听到这话,赵志刚脸上的笑容一点点收敛了。
那种大嗓门的豪爽劲儿也没了,取而代之的是一脸的凝重。
“你是说那个把手绞进机器里的小伙子?”
赵志刚叹了口气,不再跟周逸尘打哈哈。
他转身从背后的铁皮柜子里抽出一个牛皮纸袋。
那里面装着X光片和病历。
他把片子插在了看片灯上,打开了开关。
惨白的光透过来,黑白分明的骨骼影像显露无遗。
赵志刚拿起一支红蓝铅笔,指着片子上那一团模糊的阴影。
“逸尘,咱俩都是当医生的,我不跟你整虚的。”
“你看这儿。”
赵志刚手里的笔尖在片子上画了个圈。
“这几根掌骨,全碎了。”
“就像个掉在地上的瓷碗,摔得稀巴烂。

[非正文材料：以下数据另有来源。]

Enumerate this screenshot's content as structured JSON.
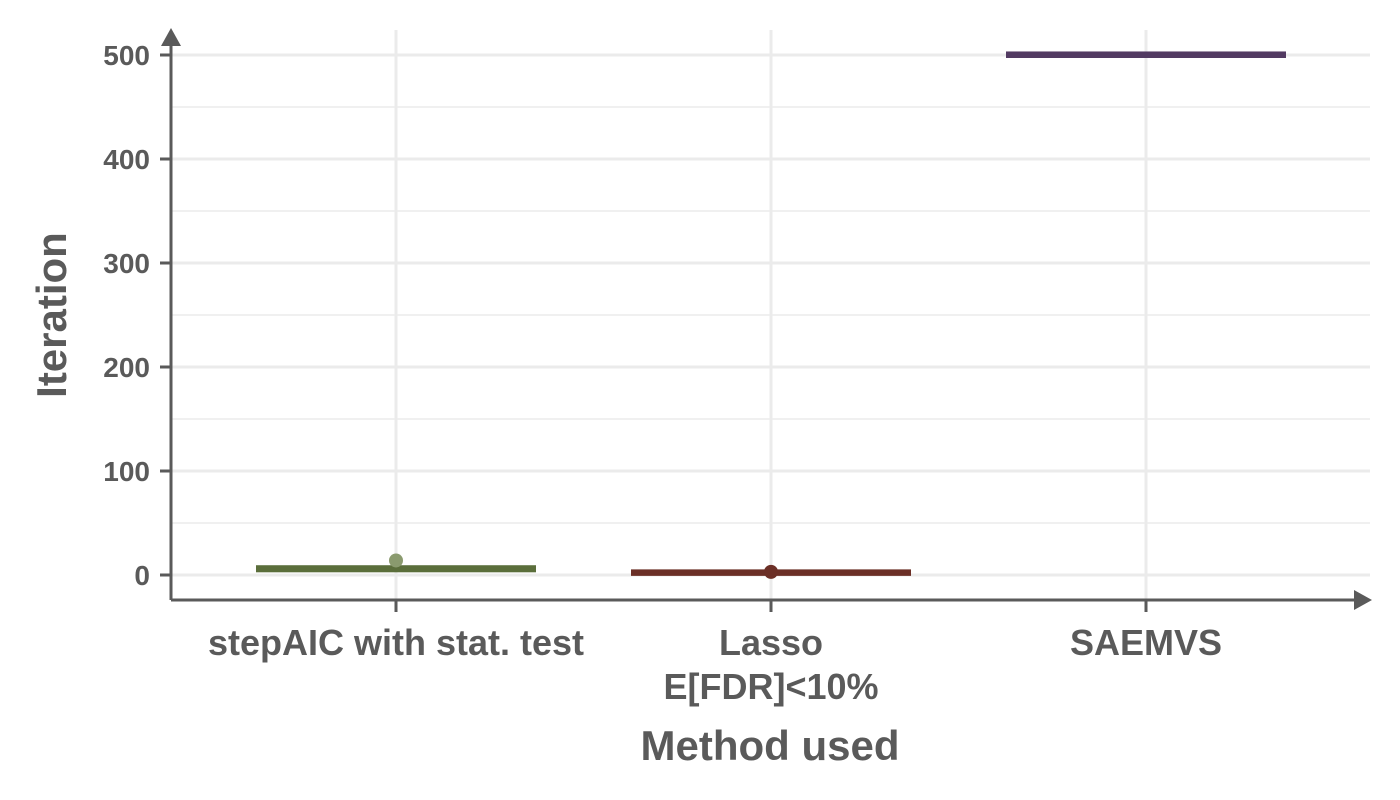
{
  "chart_data": {
    "type": "boxplot",
    "xlabel": "Method used",
    "ylabel": "Iteration",
    "ylim": [
      -23,
      502
    ],
    "yticks": [
      0,
      100,
      200,
      300,
      400,
      500
    ],
    "y_minor_ticks": [
      50,
      150,
      250,
      350,
      450
    ],
    "grid": true,
    "categories": [
      [
        "stepAIC with stat. test"
      ],
      [
        "Lasso",
        "E[FDR]<10%"
      ],
      [
        "SAEMVS"
      ]
    ],
    "series": [
      {
        "category": 0,
        "q1": 5,
        "median": 6,
        "q3": 7,
        "whisker_low": 5,
        "whisker_high": 7,
        "outliers": [
          14
        ],
        "color": "#5b6e3b",
        "outlier_color": "#8a9a6e"
      },
      {
        "category": 1,
        "q1": 2,
        "median": 2,
        "q3": 3,
        "whisker_low": 2,
        "whisker_high": 3,
        "outliers": [
          3
        ],
        "color": "#6b2f26",
        "outlier_color": "#6b2f26"
      },
      {
        "category": 2,
        "q1": 500,
        "median": 500,
        "q3": 501,
        "whisker_low": 500,
        "whisker_high": 501,
        "outliers": [],
        "color": "#523a62",
        "outlier_color": "#523a62"
      }
    ],
    "colors": {
      "axis": "#5a5a5a",
      "grid": "#ebebeb",
      "text": "#5a5a5a"
    }
  }
}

”
“我刚才跟下面的人发火,就是为了这个。”
“明天上了手术台,我得像拼图一样,把这些碎骨头渣子一点点拼回去,再用钢针固定住。”
说到这,他顿了顿,语气里透着无奈。
“但这只是最简单的骨头问题。”
“就算我手艺好,全都给接上了,长好了,这关节以后能不能动,还得两说。”
周逸尘盯着片子,眉头也微微皱了起来。
情况确实比他想象的还要糟糕。
赵志刚把手里的笔扔在桌子上,发出清脆的响声。
“这还不是最要命的。”
他又从那一堆病历里翻出一张检查单,推到周逸尘面前。
“要命的是神经。”
“正中神经和尺神经,挫伤得一塌糊涂。”
赵志刚指了指自己的手腕和手掌连接的地方。
“这东西最娇气,你也知道。”
“咱们现在的条件,除了给他打点维生素B,剩下的基本就是听天由命,靠它自己长。”
“可要是长不好,这手以后就是个摆设。”
“没知觉,没力气,拿不住东西。”
“时间长了,肌肉一萎缩,那就是个典型的‘鸡爪子’手。”
周逸尘没说话,只是静静地听着。
他是中医出身,同时也懂西医,自然知道赵志刚说的都是事实。
在这个年代,显微外科还在起步阶段,神经修复是个世界级的难题。
赵志刚似乎是说到了痛处,从兜里掏出一盒不带过滤嘴的大前门,想抽,看了看周逸尘,又给塞了回去。
“还有个麻烦事。”
他伸出自己的大手,虚空比划了一下。
“现在那只手肿得跟个发面馒头似的,血运只能说是勉强维持。”
“肿得这么厉害,里面的肌腱肯定受影响。”
“这就跟咱们自行车的刹车线生锈了一样。”
“时间久了,肌腱和周围的组织粘在一起,成了一坨死肉。”
“到时候,就算神经侥幸长好了,手也动不了,僵住了。”
说完这些,赵志刚整个人往椅背上一靠。
那把老旧的木椅子发出嘎吱的声音。
办公室里陷入了短暂的沉默。
只能听见走廊里偶尔传来的脚步声。
赵志刚看着周逸尘,眼神里没有半点隐瞒,全是坦诚。
“逸尘,我就不瞒你了。”
“以咱们医院现在的手段,哪怕我拼了这条老命……”
他伸出一根手指,在桌子上重重地点了两下。
“我能保住他这只手不烂掉,不用截肢。”
“这已经是我能做到的极限了。”
“但是……”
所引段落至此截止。